HOW EMBA RANKINGS DIFFER
What makes rankings of Executive MBA programs very different from lists that rate full-time MBA offerings are that they tend to give short shrift to the quality of incoming students. That’s because such metrics as GMAT scores, undergraduate grade point averages, and acceptance rates are less important in the EMBA market. Many programs don’t even require a standardized test and put more weight on work and leadership experience than an undergraduate GPA. Career outcomes, though measured generally in compensation terms, aren’t as revealing either because there are no employment stats for students who are already fully employed and compensation is largely a function of what an executive was already earning when he or she entered the program.

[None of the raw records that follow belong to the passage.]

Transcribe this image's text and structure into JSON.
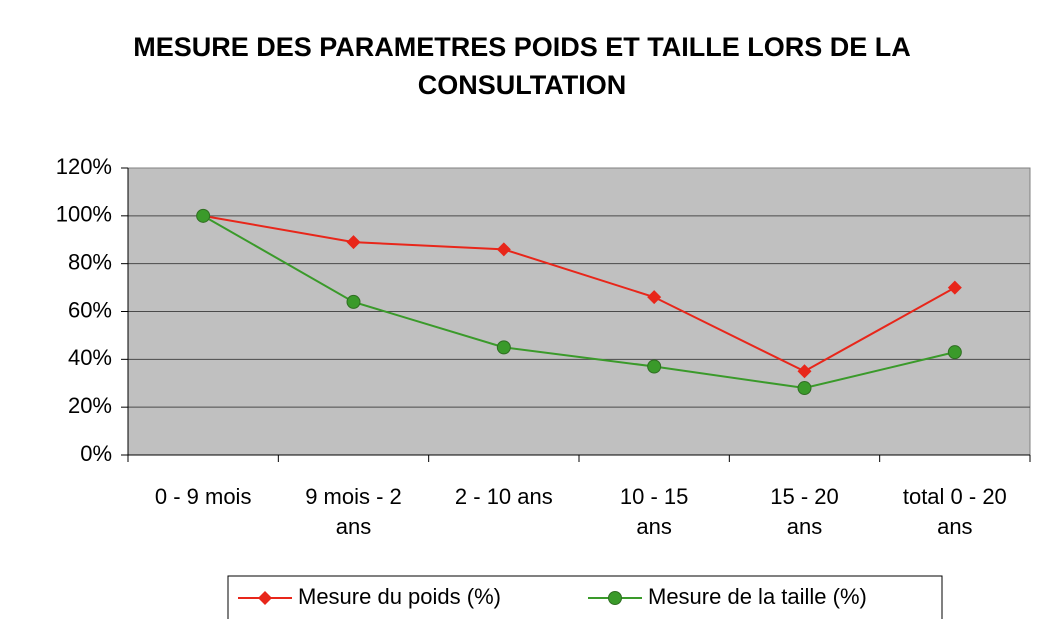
{
  "chart_data": {
    "type": "line",
    "title": "MESURE DES PARAMETRES POIDS ET TAILLE LORS DE LA CONSULTATION",
    "categories": [
      "0 - 9 mois",
      "9 mois - 2 ans",
      "2 - 10 ans",
      "10 - 15 ans",
      "15 - 20 ans",
      "total 0 - 20 ans"
    ],
    "series": [
      {
        "name": "Mesure du poids (%)",
        "color": "#e8261a",
        "marker": "diamond",
        "values": [
          100,
          89,
          86,
          66,
          35,
          70
        ]
      },
      {
        "name": "Mesure de la taille (%)",
        "color": "#3a9a2a",
        "marker": "circle",
        "values": [
          100,
          64,
          45,
          37,
          28,
          43
        ]
      }
    ],
    "ylim": [
      0,
      120
    ],
    "yticks": [
      {
        "value": 0,
        "label": "0%"
      },
      {
        "value": 20,
        "label": "20%"
      },
      {
        "value": 40,
        "label": "40%"
      },
      {
        "value": 60,
        "label": "60%"
      },
      {
        "value": 80,
        "label": "80%"
      },
      {
        "value": 100,
        "label": "100%"
      },
      {
        "value": 120,
        "label": "120%"
      }
    ],
    "grid": true,
    "legend": "bottom"
  }
}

In the P&Q composite ranking, schools are penalized by the methodology when their programs fail to finish in all three of the most influential lists. That’s because we want to discourage shopping for the best ranks and also want to encourage a school to face up to the scrutiny of the more authoritative and credible organizations that do rankings. The other reason for giving credit to schools that participate in all three lists is that the program’s overall rank is more reliable. Three measures, however flawed and different, are better than two or one. Combining all three rankings tends to diminish an oddball result in a single ranking and at least directionally gets users to a greater truth.

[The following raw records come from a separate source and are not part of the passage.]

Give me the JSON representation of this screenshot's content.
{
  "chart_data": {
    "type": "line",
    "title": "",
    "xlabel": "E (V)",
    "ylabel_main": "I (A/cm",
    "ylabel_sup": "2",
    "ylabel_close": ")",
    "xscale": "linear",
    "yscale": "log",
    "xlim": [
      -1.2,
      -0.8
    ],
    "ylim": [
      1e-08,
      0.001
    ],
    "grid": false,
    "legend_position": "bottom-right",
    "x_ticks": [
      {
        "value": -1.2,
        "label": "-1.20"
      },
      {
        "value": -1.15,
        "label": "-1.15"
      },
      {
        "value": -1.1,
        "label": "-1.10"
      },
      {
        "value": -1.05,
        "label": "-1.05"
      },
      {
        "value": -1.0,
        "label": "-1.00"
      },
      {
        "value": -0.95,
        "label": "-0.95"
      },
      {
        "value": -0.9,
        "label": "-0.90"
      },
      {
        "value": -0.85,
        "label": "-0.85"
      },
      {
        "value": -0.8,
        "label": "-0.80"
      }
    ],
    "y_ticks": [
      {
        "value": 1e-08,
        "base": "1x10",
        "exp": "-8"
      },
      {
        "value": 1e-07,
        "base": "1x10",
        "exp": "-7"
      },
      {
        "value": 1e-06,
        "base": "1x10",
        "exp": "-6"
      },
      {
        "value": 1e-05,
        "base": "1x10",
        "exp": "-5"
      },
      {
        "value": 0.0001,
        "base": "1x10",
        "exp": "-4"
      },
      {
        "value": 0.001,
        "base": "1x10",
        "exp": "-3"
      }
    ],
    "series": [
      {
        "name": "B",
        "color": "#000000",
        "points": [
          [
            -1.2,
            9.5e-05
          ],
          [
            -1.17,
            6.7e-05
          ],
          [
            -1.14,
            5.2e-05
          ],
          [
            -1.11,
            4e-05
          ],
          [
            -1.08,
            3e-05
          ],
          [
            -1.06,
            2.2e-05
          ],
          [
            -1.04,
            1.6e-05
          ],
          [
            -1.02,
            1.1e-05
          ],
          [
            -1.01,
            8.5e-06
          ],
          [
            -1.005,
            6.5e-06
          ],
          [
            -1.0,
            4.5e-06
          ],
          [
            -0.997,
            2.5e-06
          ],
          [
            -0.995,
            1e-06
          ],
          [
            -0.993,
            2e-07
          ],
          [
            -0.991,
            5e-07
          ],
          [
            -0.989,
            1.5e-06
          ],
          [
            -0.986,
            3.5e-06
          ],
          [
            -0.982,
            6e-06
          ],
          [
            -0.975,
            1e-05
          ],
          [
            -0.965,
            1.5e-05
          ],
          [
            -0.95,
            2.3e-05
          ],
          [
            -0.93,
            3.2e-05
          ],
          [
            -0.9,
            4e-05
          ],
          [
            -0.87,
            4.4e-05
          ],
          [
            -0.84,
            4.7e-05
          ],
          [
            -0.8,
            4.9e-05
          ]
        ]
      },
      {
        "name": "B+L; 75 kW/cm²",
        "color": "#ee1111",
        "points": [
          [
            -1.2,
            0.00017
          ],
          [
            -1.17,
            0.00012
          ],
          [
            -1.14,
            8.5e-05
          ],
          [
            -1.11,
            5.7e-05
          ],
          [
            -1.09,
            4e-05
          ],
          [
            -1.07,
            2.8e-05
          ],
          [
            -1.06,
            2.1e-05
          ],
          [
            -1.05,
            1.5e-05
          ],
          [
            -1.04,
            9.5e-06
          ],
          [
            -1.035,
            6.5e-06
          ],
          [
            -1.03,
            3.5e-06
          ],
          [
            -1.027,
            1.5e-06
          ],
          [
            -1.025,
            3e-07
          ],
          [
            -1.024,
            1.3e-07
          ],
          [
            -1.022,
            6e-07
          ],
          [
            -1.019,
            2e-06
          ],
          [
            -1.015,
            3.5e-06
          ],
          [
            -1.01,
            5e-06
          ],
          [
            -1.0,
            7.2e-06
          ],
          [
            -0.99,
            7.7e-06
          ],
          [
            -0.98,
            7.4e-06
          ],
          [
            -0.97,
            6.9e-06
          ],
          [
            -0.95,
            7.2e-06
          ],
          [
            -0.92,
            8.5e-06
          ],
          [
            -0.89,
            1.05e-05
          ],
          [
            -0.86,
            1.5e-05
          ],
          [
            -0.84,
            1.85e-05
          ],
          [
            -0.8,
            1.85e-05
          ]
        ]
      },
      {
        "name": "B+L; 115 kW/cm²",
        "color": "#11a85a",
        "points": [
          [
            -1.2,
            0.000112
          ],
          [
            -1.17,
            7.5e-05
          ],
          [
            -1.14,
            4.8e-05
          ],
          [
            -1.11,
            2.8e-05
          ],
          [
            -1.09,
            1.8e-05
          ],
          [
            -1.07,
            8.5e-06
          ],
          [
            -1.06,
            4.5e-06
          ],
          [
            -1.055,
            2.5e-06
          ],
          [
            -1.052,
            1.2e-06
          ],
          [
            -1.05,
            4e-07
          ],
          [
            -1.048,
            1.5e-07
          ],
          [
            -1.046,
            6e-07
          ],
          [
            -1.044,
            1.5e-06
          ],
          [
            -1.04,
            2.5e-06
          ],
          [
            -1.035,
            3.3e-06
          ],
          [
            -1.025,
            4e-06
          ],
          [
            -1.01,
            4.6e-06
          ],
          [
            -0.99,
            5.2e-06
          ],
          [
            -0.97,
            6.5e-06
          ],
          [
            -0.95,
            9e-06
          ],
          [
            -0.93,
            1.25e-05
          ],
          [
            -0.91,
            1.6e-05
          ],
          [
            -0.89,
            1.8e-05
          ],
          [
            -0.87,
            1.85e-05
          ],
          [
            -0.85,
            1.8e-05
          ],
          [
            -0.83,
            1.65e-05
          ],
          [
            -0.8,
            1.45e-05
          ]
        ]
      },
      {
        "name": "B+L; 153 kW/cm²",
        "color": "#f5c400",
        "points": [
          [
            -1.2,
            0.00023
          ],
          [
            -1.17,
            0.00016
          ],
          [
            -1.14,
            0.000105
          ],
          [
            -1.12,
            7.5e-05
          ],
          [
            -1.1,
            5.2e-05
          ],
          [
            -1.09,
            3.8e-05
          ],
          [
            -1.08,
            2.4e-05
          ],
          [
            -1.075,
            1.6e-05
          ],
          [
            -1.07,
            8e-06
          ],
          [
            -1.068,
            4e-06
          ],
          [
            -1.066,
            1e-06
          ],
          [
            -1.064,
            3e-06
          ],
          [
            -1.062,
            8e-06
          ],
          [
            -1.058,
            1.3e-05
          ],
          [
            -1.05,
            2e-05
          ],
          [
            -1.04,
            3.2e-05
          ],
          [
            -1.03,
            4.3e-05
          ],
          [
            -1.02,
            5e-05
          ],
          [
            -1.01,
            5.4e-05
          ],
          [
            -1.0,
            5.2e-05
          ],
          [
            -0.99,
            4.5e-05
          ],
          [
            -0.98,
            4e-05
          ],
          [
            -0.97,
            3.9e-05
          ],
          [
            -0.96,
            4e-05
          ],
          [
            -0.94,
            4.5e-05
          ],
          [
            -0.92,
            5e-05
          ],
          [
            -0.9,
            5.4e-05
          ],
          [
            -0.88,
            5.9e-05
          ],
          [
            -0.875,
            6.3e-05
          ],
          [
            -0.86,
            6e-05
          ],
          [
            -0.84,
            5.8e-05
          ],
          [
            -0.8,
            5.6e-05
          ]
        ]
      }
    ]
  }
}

All that said, potential EMBA applicants should look over these rankings carefully. Only a dozen of the 57 ranked U.S. programs placed on all three of the most recent lists. Even though the University of Maryland’s EMBA program is ranked higher on the P&Q composite list than the University of Virginia’s Darden School, it’s highly unlikely that students in the Maryland program would get a better experience than those who go to UVA, which has an EMBA on a new campus overlooking the Potomac in the Rosslyn district of downtown Arlington, Va. But UVA chose not to cooperate with either the FT or The Economist so its rank of 32nd, versus 21st for Maryland, is not a true reflection of the program’s quality.
Another way to look at this is to scrutinize the rankings for full-time MBA programs at these two schools. In the latest Poets&Quants‘ full-time MBA ranking, UVA Darden ranks 11th, 32 places ahead of Maryland’s full-time MBA. In general, we believe that full-time MBA rankings are the single best reflection of a business school’s overall quality. Darden is consistently in the top 15, while Maryland has never cracked the top 25. For the same reasons, it would also be hard to justify Wharton’s rank of 14th, a direct result of its failure to participate in The Economist ranking.
ALL THE MAJOR RANKINGS IN ONE GLANCE
Regardless, what the P&Q tables allow potential candidates is the ability to see at one glance where each EMBA program is rated across the trio of the most influential rankings (or not) and how that all adds up in a composite score. You can then decide what to discount, what to ignore, and what to believe. The index score also provides a bit more context to allow you to see if an actual numerical rank is more or less meaningful.
It’s also worth noting that The Economist ranks the most U.S. standalone EMBA programs, 40 out of the 70 schools on the list. That level of cooperation is a testament to the magazine’s well-heeled and educated audience, a demographic that is most in sync with potential EMBA students. The FT ranks 22 standalone U.S. EMBAs on its top 100 global ranking. U.S. News limits its list to just 30 EMBA programs, all in the U.S.